Na entrada do templo ainda foram distribuídos materiais de campanha de outros candidatos cristãos conservadores da plataforma política de Bolsonaro. Contratados de Zé André hastearam bandeiras da campanha em frente à igreja. 

Distribuição de santinhos na entrada do templo. | Foto: Mariama Correia/Agência Pública

A política também subiu ao púlpito. Dentro do templo com capacidade para mais de 10 mil pessoas, o pastor Josué Valandro, fundador da Igreja, convocou uma oração por Marcelo Crivella, candidato a deputado estadual pelo Republicanos do Rio. Crivella é ex-prefeito do Rio de Janeiro e bispo licenciado da Igreja Universal do Reino de Deus. “Esse homem [Crivella] teve a visão de fazer uma creche em um prédio abandonado. Hoje temos 250 crianças na creche. A creche tá lá, a igreja realizou e esse homem foi instrumento”, disse o pastor Josué Valandro. Durante o culto, Crivella se manteve sentado na plateia ao lado da esposa, Sylvia Crivella. 
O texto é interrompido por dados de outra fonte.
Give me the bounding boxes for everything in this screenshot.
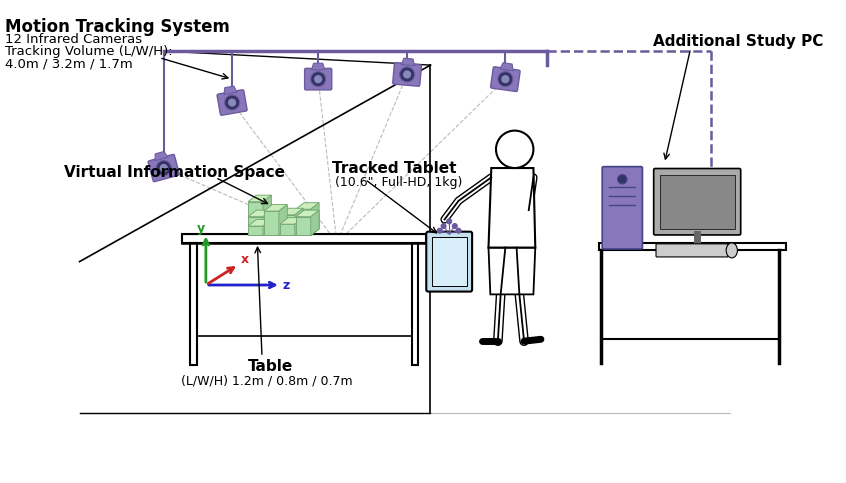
- Bar: [264, 211, 279, 235]
- Polygon shape: [310, 214, 319, 235]
- Polygon shape: [488, 168, 536, 248]
- Circle shape: [447, 219, 452, 224]
- Polygon shape: [248, 195, 272, 202]
- Bar: [280, 224, 294, 235]
- Text: 4.0m / 3.2m / 1.7m: 4.0m / 3.2m / 1.7m: [5, 57, 133, 71]
- Circle shape: [453, 224, 457, 228]
- Polygon shape: [248, 219, 272, 226]
- Circle shape: [437, 228, 442, 233]
- Bar: [190, 243, 196, 365]
- Polygon shape: [248, 210, 272, 217]
- FancyBboxPatch shape: [654, 169, 741, 235]
- Text: Table: Table: [248, 359, 294, 374]
- FancyBboxPatch shape: [656, 244, 728, 257]
- Ellipse shape: [726, 243, 738, 258]
- Polygon shape: [264, 206, 288, 213]
- FancyBboxPatch shape: [148, 155, 179, 182]
- Text: Motion Tracking System: Motion Tracking System: [5, 18, 229, 36]
- Polygon shape: [294, 212, 303, 235]
- Text: Additional Study PC: Additional Study PC: [653, 34, 823, 49]
- Polygon shape: [310, 210, 319, 235]
- Text: Virtual Information Space: Virtual Information Space: [63, 165, 284, 180]
- Text: y: y: [196, 222, 205, 235]
- Polygon shape: [294, 208, 303, 235]
- Polygon shape: [263, 195, 272, 235]
- Bar: [248, 202, 263, 235]
- Circle shape: [497, 71, 513, 86]
- Circle shape: [496, 130, 534, 168]
- Bar: [264, 222, 279, 235]
- FancyBboxPatch shape: [491, 67, 520, 91]
- Text: (10.6", Full-HD, 1kg): (10.6", Full-HD, 1kg): [335, 176, 463, 188]
- Bar: [296, 220, 310, 235]
- Polygon shape: [279, 204, 288, 235]
- Polygon shape: [264, 204, 288, 211]
- Text: x: x: [240, 253, 249, 266]
- Polygon shape: [224, 86, 237, 95]
- Text: z: z: [283, 279, 290, 292]
- Text: Tracking Volume (L/W/H):: Tracking Volume (L/W/H):: [5, 45, 173, 58]
- FancyBboxPatch shape: [426, 232, 472, 292]
- Text: Tracked Tablet: Tracked Tablet: [332, 160, 457, 175]
- Polygon shape: [401, 58, 415, 66]
- Bar: [183, 234, 426, 243]
- FancyBboxPatch shape: [393, 63, 421, 86]
- Polygon shape: [279, 206, 288, 235]
- Circle shape: [618, 174, 627, 184]
- Bar: [280, 215, 294, 235]
- FancyBboxPatch shape: [217, 90, 247, 115]
- Circle shape: [157, 160, 171, 175]
- Bar: [248, 217, 263, 235]
- Circle shape: [399, 67, 415, 82]
- FancyBboxPatch shape: [602, 167, 642, 249]
- Polygon shape: [500, 63, 514, 71]
- Bar: [296, 209, 310, 235]
- Polygon shape: [279, 216, 288, 235]
- Polygon shape: [296, 210, 319, 217]
- Polygon shape: [488, 248, 536, 294]
- Polygon shape: [280, 212, 303, 219]
- Circle shape: [442, 224, 446, 228]
- Bar: [264, 213, 279, 235]
- Polygon shape: [311, 63, 325, 70]
- Circle shape: [501, 75, 509, 83]
- Bar: [248, 226, 263, 235]
- Circle shape: [228, 99, 236, 107]
- Circle shape: [314, 75, 322, 83]
- Bar: [296, 217, 310, 235]
- Polygon shape: [263, 210, 272, 235]
- Polygon shape: [294, 218, 303, 235]
- Polygon shape: [264, 216, 288, 222]
- Polygon shape: [280, 218, 303, 224]
- Circle shape: [310, 71, 326, 86]
- Bar: [660, 174, 734, 229]
- Polygon shape: [263, 219, 272, 235]
- Bar: [599, 243, 786, 250]
- Bar: [412, 243, 418, 365]
- Circle shape: [403, 71, 411, 79]
- Polygon shape: [280, 208, 303, 215]
- FancyBboxPatch shape: [305, 69, 332, 90]
- Bar: [280, 219, 294, 235]
- Text: (L/W/H) 1.2m / 0.8m / 0.7m: (L/W/H) 1.2m / 0.8m / 0.7m: [180, 375, 352, 388]
- Circle shape: [160, 164, 168, 172]
- Polygon shape: [310, 203, 319, 235]
- Polygon shape: [296, 214, 319, 220]
- Polygon shape: [155, 152, 168, 161]
- Polygon shape: [296, 203, 319, 209]
- Circle shape: [224, 95, 239, 110]
- Text: 12 Infrared Cameras: 12 Infrared Cameras: [5, 33, 142, 46]
- Circle shape: [456, 228, 461, 233]
- Bar: [431, 237, 466, 286]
A creche Novos Sonhos, citada pelo pastor, foi construída enquanto Crivella ainda era prefeito. Ele participou da cerimônia de inauguração, em agosto de 2020. Em setembro do mesmo ano, o TRE (Tribunal Regional Eleitoral) do Rio de Janeiro decidiu, por unanimidade, tornar Crivella inelegível até 2026 por abuso de poder político e conduta vedada a agente público. Na época, o ex-prefeito foi acusado pelo PSOL de irregularidades por pedido de votos a funcionários da Companhia Municipal de Limpeza Urbana (Comlurb) em um evento que teria sido anunciado como uma reunião para tratar de assuntos trabalhistas. Em outubro do ano passado, Crivella recuperou seus direitos políticos por decisão do TSE (Tribunal Superior Eleitoral).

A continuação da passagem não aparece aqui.